Ce rendez-vous en visio du 8 mars, elles ne pouvaient pas le manquer. Coralie, Ingrid, Françoise, Régine et Sophie arborent un accessoire bleu (thème du jour) et discutent du livre Divorcée et joyeuse ! Ou comment survivre au divorce, autobiographie optimiste d’Anne Roumanoff qui dédramatise la séparation. L’humoriste a voulu partager son histoire, c’est un peu ce que font nos cinq Axonaises, mais sans public.

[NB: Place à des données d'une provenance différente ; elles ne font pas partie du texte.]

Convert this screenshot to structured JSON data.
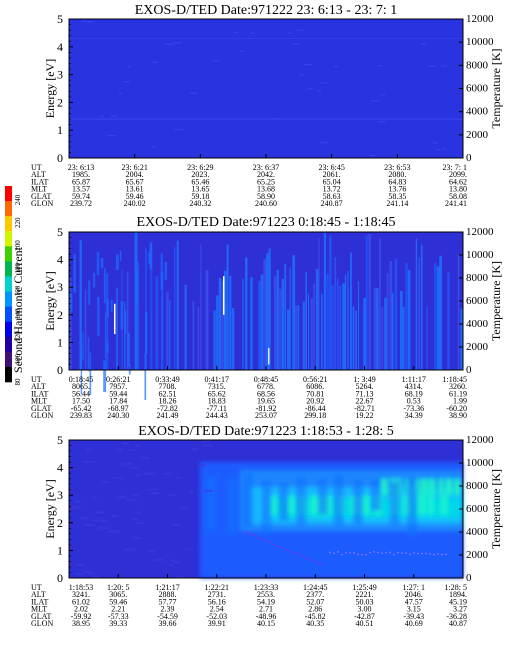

Créer du lien en dehors de l’exploitation
Elles sont membres du groupe Histoires de femmes de Thiérache, territoire rural à la frontière de la Belgique, initié par la MSA de Picardie. Depuis 2019, elles sont une quinzaine à se retrouver régulièrement, quand elles le peuvent, avec un seul but : prendre du temps pour elles. Quand on est agricultrice, ce n’est pas une mince affaire. « Ça permet de s’ouvrir et de prendre confiance en soi, témoigne Ingrid, exploitante en polyculture-élevage. Et de faire des activités que je n’aurais jamais entreprises autrement ! On sort de nos salles de traite, on se vide la tête pendant une heure. » « J’avais besoin de voir du monde, d’avoir un lien social, confirme Françoise, salariée sur l’exploitation de vaches laitières de son mari. Notre sortie principale, c’est la randonnée, on peut facilement se promener par chez nous, et c’est gratuit. On voit du paysage et on discute, comme j’aime beaucoup parler… ! »
Outre les balades dans le bocage verdoyant de la Thiérache, cette équipe très soudée a pu participer à nombreuses animations : visite d’une chèvrerie, fabrication de produits naturels, de couronnes de Noël, initiation au crochet, à la coiffure, la sophrologie, massage assis… « J’ai voulu mettre en place ce groupe car j’ai pu constater ce besoin de créer du lien en dehors de l’exploitation, explique Yasmine Patat, travailleur social qui les accompagne depuis deux ans. Elles sont exploitantes, conjointes-collaboratrices, salariées, femmes de salarié ou d’exploitant, retraitées… »
Sorties, ateliers manuels, bien-être…
Se permettre un peu de légèreté
« C’est ouvert et chacune vient avec son histoire, continue Yasmine Patat. L’objectif est aussi d’améliorer leurs conditions de vie, leur bien-être, leur place. Malgré la crise on rebondit car c’est un groupe dynamique et le besoin est là. C’est pour cela que j’ai proposé de faire des visios. Elles ont répondu présentes et apprécient de garder le lien, de partager leur ressenti. Ça leur manquait. Elles fourmillent d’idées et sont toujours partantes, rien ne les arrête ! »
« Je vois des femmes travailleuses, investies, ça me donne du punch de voir leur dynamisme ! » Jeune retraitée, Régine est également élue MSA, ce qui lui permet de faire le lien avec les actions de la MSA, auprès des seniors par exemple. « Ces réunions m’apportent un grand bien, ça nous permet aussi d’affirmer notre statut, car si on n’est pas exploitante on est moins reconnue. Ici on se sent toutes dans le même bateau, c’est important pour valoriser de notre travail. »
La bienveillance est le maître-mot de ces superwomen de l’ombre : « Pendant un moment, on peut se permettre un peu de légèreté, ajoute Sophie qui a été conjointe collaboratrice pendant vingt-cinq ans. Et on échange sans tabou ; le jour où l’une d’entre nous en a marre, elle sait qu’avec nous elle peut se lâcher, on est à l’écoute, sans jugement. C’est hyper important d’avoir un endroit où on peut lâcher les émotions. » Coralie, exploitante en polyculture élevage bio, en atteste : « On quitte le statut d’agricultrice, de femme d’exploitant, de maman… On ne pense qu’à nous, pour une fois. On recharge nos batteries pour mieux rebondir ensuite. »
Un Bol d’air
L’idée de créer du lien social sur le territoire s’est concrétisée depuis cinq ans avec la création du groupe Bol d’air, où plusieurs membres d’Histoire de femmes se sont rencontrées. Une réflexion engagée avec des participants d’un atelier Avenir en soi, afin de lancer des actions autour du répit. Ouvert à tous, Bol d’air organise notamment chaque année une sortie en groupe de 30 à 40 personnes : visite du Marquenterre, d’une brasserie ou encore rencontre avec le fabricant des délices de Cambrai. Tous les deux mois, les habitants se retrouvent également pour un bowling, afin de passer un bon moment et recharger, là aussi, leur batteries pour quelques heures.
Quant à Histoires de femmes, d’autres territoires de la MSA de Picardie le mettent en place, comme dans la Somme et prochainement dans l’Oise. Chaque groupe est accompagné pendant trois ans par la MSA, avant de voler de ses propres ailes.